3. The overhead of a static distribution of iterations of a parallelized loop is really cheap, because each thread is able to figure out its chunk independently.
The example which is considered in (3) contains a combined parallel region and for worksharing construct with a reduction clause. The overhead of a parallel region is by no means neglectable, nor is a for worksharing construct even with a static schedule, because it implicitly contains a barrier at the end. Also the reduction in the example adds some overhead.
The for worksharing construct itself, without any barrier (after adding a "nowait" clause) and with a static schedule should come almost for free. But be aware! Unfortunately, the default loop schedule is implementation dependent. So add a schedule(static) clause to be on the safe side.
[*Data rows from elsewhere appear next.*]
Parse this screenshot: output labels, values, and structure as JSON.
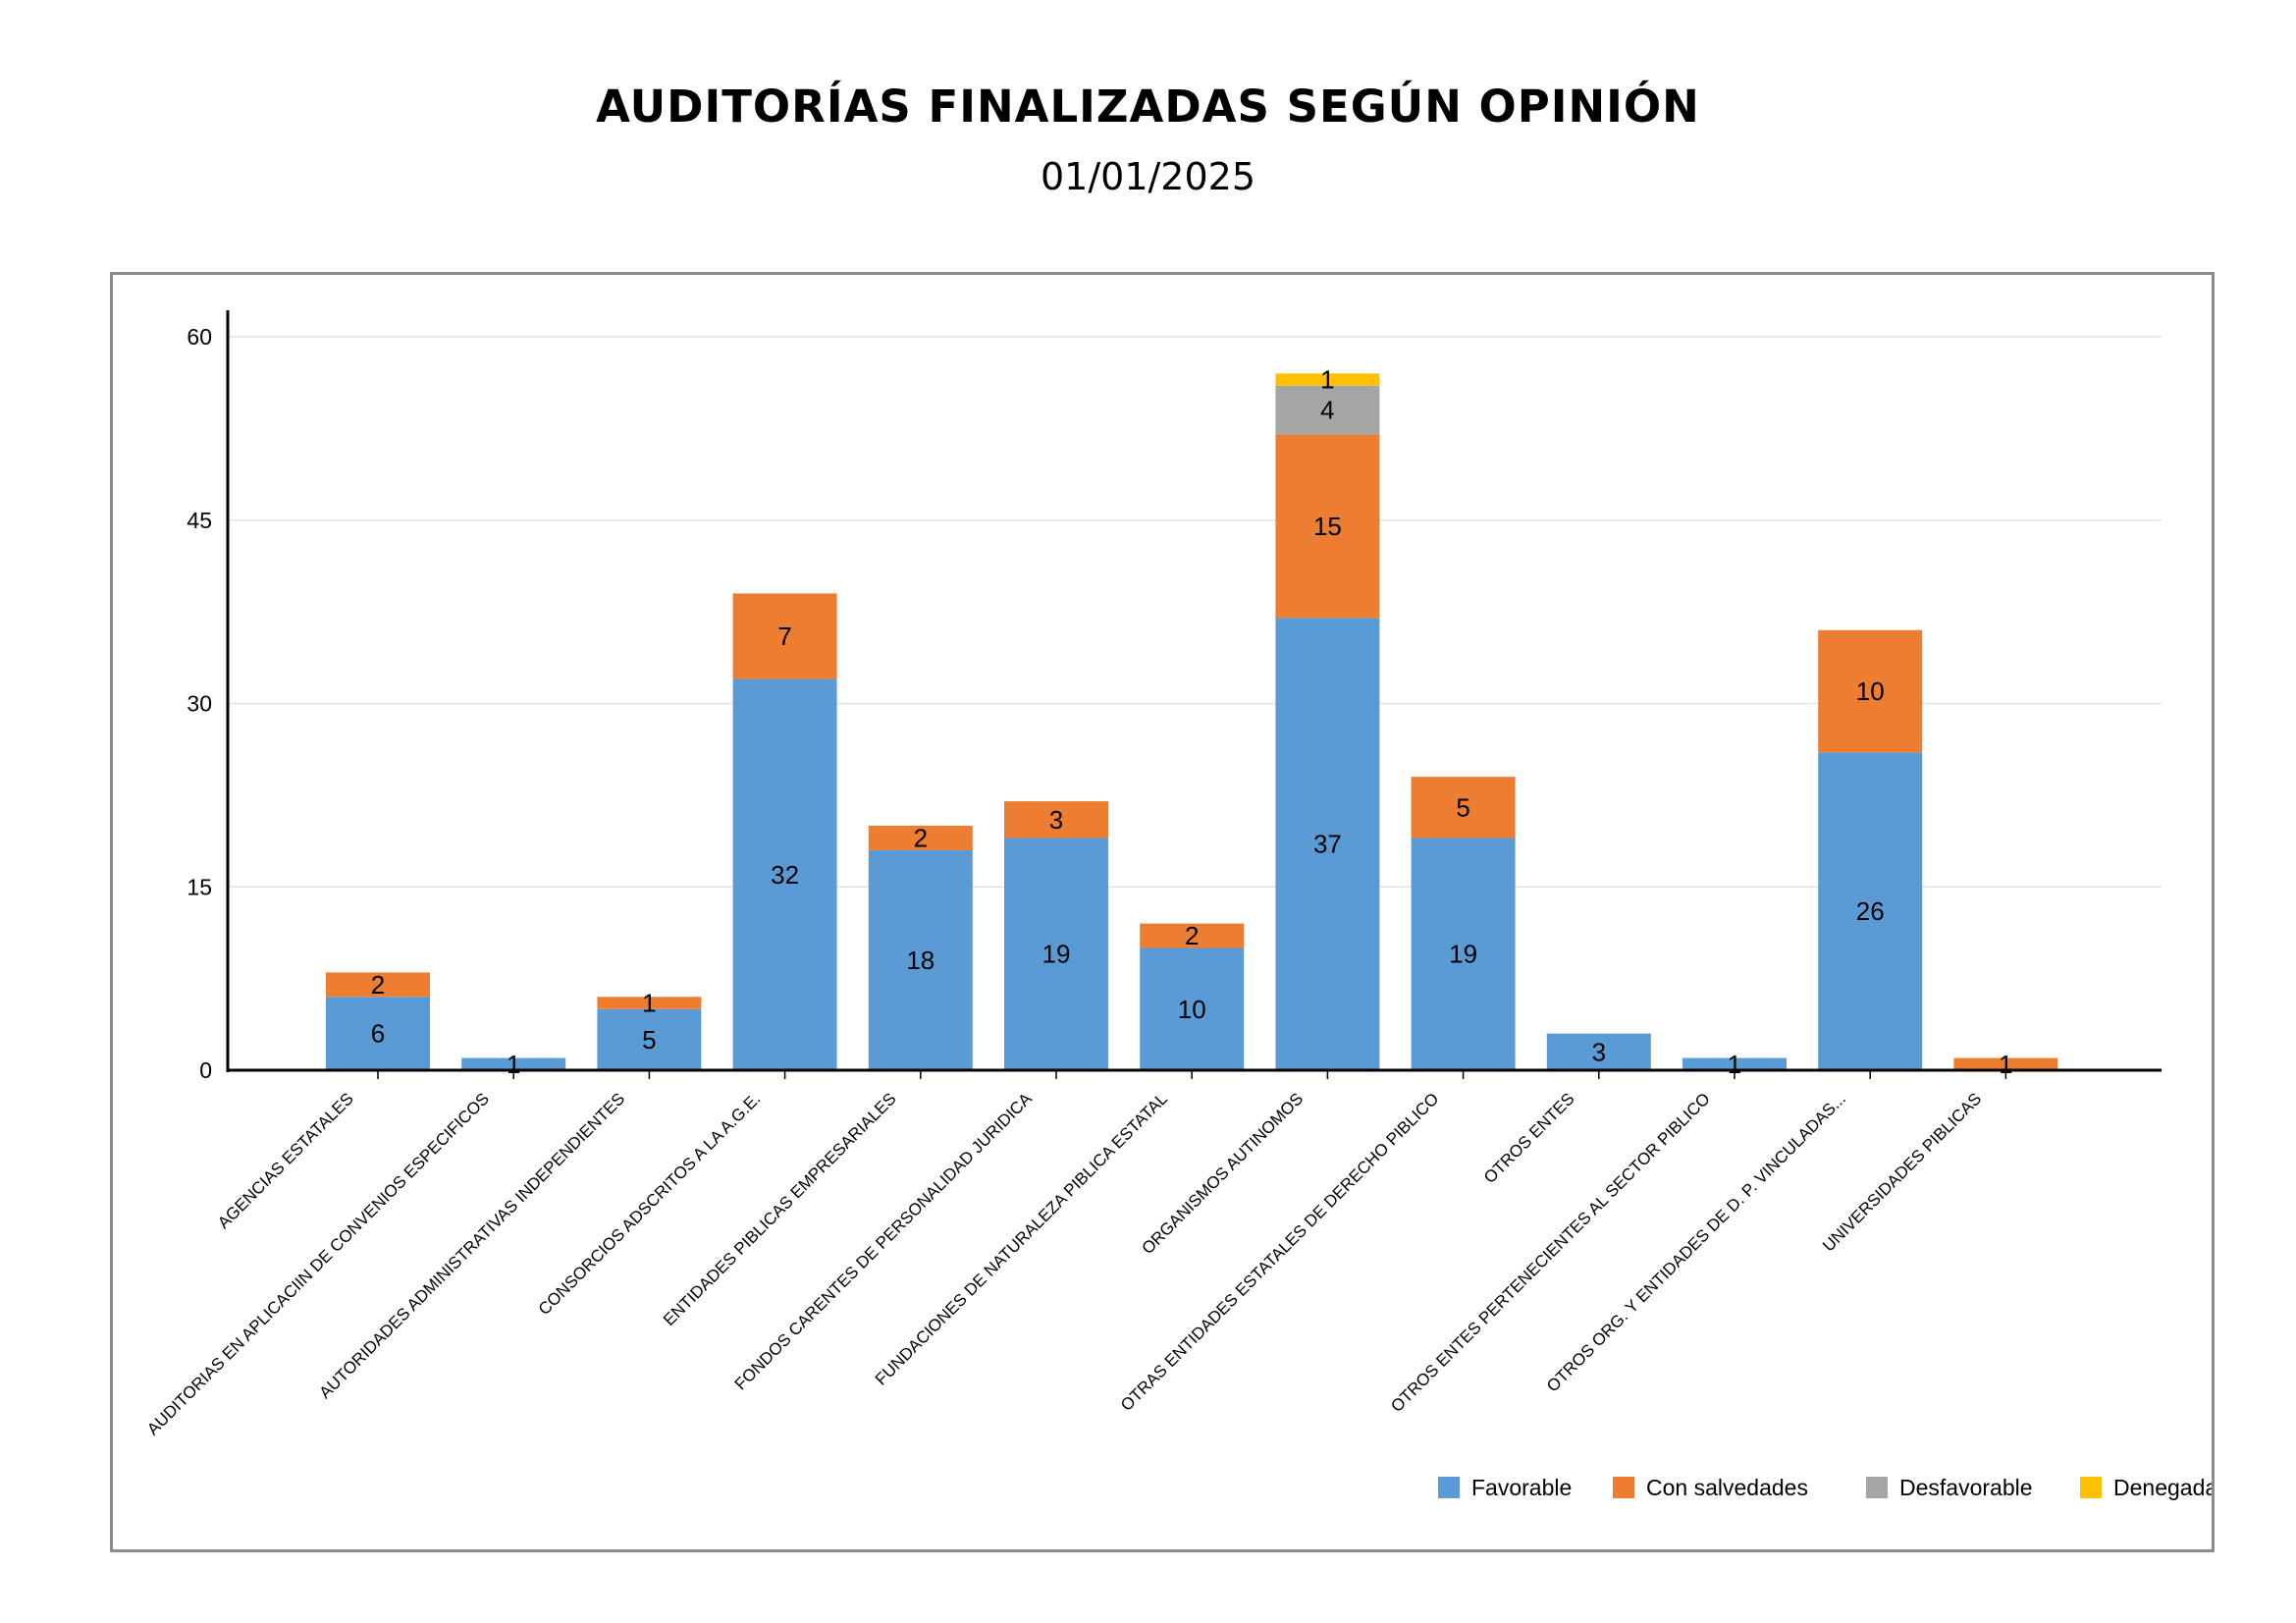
{
  "title": "AUDITORÍAS FINALIZADAS SEGÚN OPINIÓN",
  "subtitle": "01/01/2025",
  "chart_data": {
    "type": "bar",
    "stacked": true,
    "categories": [
      "AGENCIAS ESTATALES",
      "AUDITORIAS EN APLICACIIN DE CONVENIOS ESPECIFICOS",
      "AUTORIDADES ADMINISTRATIVAS INDEPENDIENTES",
      "CONSORCIOS ADSCRITOS A LA A.G.E.",
      "ENTIDADES PIBLICAS EMPRESARIALES",
      "FONDOS CARENTES DE PERSONALIDAD JURIDICA",
      "FUNDACIONES DE NATURALEZA PIBLICA ESTATAL",
      "ORGANISMOS AUTINOMOS",
      "OTRAS ENTIDADES ESTATALES DE DERECHO PIBLICO",
      "OTROS ENTES",
      "OTROS ENTES PERTENECIENTES AL SECTOR PIBLICO",
      "OTROS ORG. Y ENTIDADES DE D. P. VINCULADAS...",
      "UNIVERSIDADES PIBLICAS"
    ],
    "series": [
      {
        "name": "Favorable",
        "color": "#5b9bd5",
        "values": [
          6,
          1,
          5,
          32,
          18,
          19,
          10,
          37,
          19,
          3,
          1,
          26,
          0
        ]
      },
      {
        "name": "Con salvedades",
        "color": "#ed7d31",
        "values": [
          2,
          0,
          1,
          7,
          2,
          3,
          2,
          15,
          5,
          0,
          0,
          10,
          1
        ]
      },
      {
        "name": "Desfavorable",
        "color": "#a5a5a5",
        "values": [
          0,
          0,
          0,
          0,
          0,
          0,
          0,
          4,
          0,
          0,
          0,
          0,
          0
        ]
      },
      {
        "name": "Denegada",
        "color": "#ffc000",
        "values": [
          0,
          0,
          0,
          0,
          0,
          0,
          0,
          1,
          0,
          0,
          0,
          0,
          0
        ]
      }
    ],
    "yticks": [
      0,
      15,
      30,
      45,
      60
    ],
    "ylim": [
      0,
      62
    ],
    "grid": true,
    "legend_position": "bottom-right",
    "xlabel": "",
    "ylabel": ""
  }
}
4. – 8. Nested parallelization was specified from the very beginning in 1997, but there clearly were gaps in the specification which have been filled with OpenMP 3.0. In the beginning it was not completely clear how to control the number of threads of inner parallel regions and in fact, compilers implemented nesting quite differently. Also there was no standard way to limit the nesting level or the total number of threads, which is now clearly stated in OpenMP 3.0. As a consequence, it was quite easy to blow up a machine. Still, unfortunately, the default number of threads per parallel region and the default pool size is implementation dependent. Therefore the user still has to pay attention in order not to exceed any resource limits.
I like to add, that despite any criticism, OpenMP is in productive use since about 10 years now. Plenty of publications about successful OpenMP parallelization projects have been presented in the OpenMP workshops and elsewhere since then. As the most prominent example I like to mention the Gaussian chemistry package, which is the most frequently used ISV code at our site.
We also were able to successfully employ nested parallelization for large application codes. Even the early implementations of nested parallelization with OpenMP were not useless. But some care had to be taken.
I do not think that the capabilities of the early versions of OpenMP were as limited as the summary of the short introduction by Charles Leiserson (3) suggested.
Anyhow, I hope that both approaches, OpenMP and Cilk++ will contribute to move industry and science forward to the benefit of mankind.